Canta, pájaro lejano…
-¿en qué jardín, en qué campo?-
-¿en qué jardín, en qué campo?-
Yo estoy aquí, solitario,
en la penumbra del cuarto,
en la penumbra del cuarto,
Juan Ramón Jiménez
Dormira por muitos anos. Dormia, e
dormida baloiçava berços e cantava estranhas cantigas de embalar
ausentes. Às vezes sonhava com sintagmas impossíveis e dormida
sorria de tanto caos, mas ao amanhecer a sintaxe cortava-lhe as asas.
Foi assim até ao dia em que o pássaro longínquo aninhou nos seus
olhos. Um pássaro inverosímil de canto exponencial. Não soube que
estação traria o seu som, mas reconheceu o odor familiar do vento
cálido que o aproximava. O vento do verbo no princípio.
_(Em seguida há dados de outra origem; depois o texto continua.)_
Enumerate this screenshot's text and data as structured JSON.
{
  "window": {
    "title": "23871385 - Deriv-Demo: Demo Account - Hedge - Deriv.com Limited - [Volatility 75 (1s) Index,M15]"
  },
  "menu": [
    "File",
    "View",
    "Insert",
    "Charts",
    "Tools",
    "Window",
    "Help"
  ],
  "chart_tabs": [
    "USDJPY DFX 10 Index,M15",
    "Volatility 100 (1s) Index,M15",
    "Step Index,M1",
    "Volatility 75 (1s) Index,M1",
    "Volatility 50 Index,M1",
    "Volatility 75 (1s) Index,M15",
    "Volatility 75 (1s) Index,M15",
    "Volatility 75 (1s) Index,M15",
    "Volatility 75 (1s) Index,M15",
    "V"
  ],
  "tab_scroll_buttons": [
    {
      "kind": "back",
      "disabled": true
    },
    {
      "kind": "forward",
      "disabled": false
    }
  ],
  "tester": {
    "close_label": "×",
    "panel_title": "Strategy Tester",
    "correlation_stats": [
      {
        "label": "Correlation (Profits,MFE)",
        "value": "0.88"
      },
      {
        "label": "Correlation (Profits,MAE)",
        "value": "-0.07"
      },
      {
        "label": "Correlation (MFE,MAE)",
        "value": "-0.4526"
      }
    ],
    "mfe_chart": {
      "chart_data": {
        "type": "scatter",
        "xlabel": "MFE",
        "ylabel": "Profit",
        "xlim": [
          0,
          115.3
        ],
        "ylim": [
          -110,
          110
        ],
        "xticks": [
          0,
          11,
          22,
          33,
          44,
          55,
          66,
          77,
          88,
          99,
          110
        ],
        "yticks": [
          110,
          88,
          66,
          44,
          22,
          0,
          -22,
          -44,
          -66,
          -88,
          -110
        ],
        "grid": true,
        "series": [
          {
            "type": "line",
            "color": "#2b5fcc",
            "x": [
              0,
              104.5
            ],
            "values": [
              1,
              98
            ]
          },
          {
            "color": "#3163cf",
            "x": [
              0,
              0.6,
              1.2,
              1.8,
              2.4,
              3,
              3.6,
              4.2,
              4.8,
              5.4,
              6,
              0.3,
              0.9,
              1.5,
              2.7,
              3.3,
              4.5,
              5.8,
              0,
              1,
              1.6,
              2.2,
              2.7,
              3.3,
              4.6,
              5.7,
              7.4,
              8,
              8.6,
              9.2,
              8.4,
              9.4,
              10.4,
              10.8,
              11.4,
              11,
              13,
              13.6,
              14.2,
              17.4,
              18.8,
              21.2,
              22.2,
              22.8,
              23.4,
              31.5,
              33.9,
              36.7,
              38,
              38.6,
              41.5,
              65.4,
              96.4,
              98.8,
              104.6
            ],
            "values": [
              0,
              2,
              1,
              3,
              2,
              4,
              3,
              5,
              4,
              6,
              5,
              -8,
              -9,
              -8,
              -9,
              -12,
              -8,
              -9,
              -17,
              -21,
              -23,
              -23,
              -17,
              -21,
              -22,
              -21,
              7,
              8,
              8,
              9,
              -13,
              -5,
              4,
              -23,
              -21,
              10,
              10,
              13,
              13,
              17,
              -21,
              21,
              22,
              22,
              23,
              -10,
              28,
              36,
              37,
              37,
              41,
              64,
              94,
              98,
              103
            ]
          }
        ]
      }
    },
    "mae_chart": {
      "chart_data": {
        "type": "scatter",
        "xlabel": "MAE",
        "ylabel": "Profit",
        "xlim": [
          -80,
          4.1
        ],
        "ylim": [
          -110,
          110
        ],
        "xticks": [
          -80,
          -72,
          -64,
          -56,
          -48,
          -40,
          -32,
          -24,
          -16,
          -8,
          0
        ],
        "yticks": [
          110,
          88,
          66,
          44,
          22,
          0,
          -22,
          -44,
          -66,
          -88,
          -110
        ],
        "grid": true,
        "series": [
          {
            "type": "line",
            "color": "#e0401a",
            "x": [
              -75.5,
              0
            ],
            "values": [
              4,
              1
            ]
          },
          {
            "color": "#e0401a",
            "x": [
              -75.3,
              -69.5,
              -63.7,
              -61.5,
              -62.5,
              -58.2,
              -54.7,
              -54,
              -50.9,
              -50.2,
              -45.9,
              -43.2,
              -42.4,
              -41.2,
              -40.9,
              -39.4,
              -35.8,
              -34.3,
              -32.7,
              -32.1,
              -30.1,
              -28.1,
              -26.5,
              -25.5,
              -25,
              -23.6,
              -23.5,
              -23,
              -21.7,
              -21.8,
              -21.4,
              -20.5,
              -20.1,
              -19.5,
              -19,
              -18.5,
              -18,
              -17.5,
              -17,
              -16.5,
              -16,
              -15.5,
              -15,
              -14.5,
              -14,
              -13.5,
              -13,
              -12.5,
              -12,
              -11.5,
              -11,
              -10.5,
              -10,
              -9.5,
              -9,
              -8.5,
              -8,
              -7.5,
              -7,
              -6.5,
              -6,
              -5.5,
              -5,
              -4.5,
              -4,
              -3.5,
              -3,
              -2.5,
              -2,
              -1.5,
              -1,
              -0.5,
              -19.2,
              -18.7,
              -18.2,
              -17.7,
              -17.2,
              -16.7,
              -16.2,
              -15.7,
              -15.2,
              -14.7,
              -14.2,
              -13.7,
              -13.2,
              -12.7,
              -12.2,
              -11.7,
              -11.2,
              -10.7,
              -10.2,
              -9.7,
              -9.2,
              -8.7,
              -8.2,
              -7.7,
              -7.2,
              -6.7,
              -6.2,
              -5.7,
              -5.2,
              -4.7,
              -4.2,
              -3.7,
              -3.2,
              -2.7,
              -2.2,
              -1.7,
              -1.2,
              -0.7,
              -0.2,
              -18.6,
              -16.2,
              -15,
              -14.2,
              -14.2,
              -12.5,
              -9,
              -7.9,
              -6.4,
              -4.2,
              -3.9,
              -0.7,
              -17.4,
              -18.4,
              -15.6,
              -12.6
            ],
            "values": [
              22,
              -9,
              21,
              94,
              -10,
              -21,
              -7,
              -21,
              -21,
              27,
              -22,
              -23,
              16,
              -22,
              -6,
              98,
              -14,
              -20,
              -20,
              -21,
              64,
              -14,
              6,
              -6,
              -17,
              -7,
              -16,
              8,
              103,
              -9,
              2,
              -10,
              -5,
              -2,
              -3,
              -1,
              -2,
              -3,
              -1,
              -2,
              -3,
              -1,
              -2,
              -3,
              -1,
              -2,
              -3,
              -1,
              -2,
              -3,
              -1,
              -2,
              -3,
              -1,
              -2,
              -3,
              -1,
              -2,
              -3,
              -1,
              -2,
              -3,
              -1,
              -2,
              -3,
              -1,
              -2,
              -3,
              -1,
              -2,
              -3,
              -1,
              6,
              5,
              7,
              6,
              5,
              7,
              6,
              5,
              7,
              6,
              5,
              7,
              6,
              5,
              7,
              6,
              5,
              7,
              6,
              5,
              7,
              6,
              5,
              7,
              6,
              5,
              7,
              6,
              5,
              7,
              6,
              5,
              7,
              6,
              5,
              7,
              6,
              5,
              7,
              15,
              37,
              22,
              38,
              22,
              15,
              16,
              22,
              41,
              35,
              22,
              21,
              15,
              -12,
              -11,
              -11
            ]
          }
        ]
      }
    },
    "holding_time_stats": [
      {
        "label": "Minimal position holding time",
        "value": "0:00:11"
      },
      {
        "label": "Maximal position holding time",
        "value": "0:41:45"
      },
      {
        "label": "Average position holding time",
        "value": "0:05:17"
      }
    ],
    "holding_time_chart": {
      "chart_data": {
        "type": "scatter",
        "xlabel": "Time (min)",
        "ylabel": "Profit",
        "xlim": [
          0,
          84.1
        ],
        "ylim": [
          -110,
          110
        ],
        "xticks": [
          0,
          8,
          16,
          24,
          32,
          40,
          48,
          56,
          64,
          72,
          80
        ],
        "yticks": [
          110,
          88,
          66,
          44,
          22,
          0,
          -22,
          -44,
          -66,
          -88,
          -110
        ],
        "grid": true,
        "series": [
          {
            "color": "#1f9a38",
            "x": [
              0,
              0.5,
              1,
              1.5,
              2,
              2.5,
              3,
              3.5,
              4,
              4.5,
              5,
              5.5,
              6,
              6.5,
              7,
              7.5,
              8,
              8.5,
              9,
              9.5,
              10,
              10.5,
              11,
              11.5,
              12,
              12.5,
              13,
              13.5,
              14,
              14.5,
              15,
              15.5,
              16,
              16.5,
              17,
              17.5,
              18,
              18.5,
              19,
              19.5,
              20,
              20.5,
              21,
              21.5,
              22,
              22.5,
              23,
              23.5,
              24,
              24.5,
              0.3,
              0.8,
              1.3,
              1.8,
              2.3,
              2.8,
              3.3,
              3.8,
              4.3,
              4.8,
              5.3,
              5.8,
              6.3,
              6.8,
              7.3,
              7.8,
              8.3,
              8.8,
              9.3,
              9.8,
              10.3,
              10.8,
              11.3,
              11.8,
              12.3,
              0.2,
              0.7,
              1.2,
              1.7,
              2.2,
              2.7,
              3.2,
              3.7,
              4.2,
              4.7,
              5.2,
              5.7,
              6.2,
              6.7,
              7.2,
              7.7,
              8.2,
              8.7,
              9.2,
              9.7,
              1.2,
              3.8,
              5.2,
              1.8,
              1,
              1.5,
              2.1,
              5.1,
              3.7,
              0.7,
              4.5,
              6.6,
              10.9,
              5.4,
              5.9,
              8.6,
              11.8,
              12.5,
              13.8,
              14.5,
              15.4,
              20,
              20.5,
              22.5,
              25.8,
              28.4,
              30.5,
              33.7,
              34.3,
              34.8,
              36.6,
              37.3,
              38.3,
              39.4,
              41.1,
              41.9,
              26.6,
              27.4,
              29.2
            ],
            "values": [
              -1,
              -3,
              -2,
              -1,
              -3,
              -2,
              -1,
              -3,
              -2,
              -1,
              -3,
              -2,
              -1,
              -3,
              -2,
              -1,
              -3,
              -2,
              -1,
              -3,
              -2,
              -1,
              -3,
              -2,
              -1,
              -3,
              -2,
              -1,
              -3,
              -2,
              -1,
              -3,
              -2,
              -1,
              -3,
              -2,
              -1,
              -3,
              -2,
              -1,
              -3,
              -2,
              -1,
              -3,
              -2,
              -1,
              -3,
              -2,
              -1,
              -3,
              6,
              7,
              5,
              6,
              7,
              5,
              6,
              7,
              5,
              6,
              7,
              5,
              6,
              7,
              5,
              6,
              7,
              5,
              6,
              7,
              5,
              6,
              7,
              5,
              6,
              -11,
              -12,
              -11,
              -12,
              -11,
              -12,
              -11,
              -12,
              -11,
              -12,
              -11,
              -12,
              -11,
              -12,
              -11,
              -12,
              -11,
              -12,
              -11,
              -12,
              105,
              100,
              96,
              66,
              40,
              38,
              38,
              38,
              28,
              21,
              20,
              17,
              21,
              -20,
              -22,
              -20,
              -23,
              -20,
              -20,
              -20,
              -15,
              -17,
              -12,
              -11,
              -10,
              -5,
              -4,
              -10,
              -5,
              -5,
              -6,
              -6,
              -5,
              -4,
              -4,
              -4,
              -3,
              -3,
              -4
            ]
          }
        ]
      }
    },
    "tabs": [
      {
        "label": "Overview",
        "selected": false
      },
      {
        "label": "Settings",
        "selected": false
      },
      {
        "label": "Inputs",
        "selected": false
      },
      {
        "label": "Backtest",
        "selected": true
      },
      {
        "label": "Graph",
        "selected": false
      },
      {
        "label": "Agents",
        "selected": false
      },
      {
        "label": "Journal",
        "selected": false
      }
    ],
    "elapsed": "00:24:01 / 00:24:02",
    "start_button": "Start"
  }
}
Talvez num tempo longínquo eu
própria tenha sido uma ave, pensou. A língua dele é-me
própria, como outono do caqui. Quando não dava por nada,
parecia-lhe ouvir a suas palavras noturnas na garganta alada. Nunca
me contou quando aconteceu o pássaro. Talvez tivesse sido sempre
assim e cada noite ela cegasse as palavras em cópulas temperadas com
desatino, e cada manhã, após a morte noturna, esquecia a sua língua
original para a poder reconhecer vagamente num canto longínquo e
acolhedor.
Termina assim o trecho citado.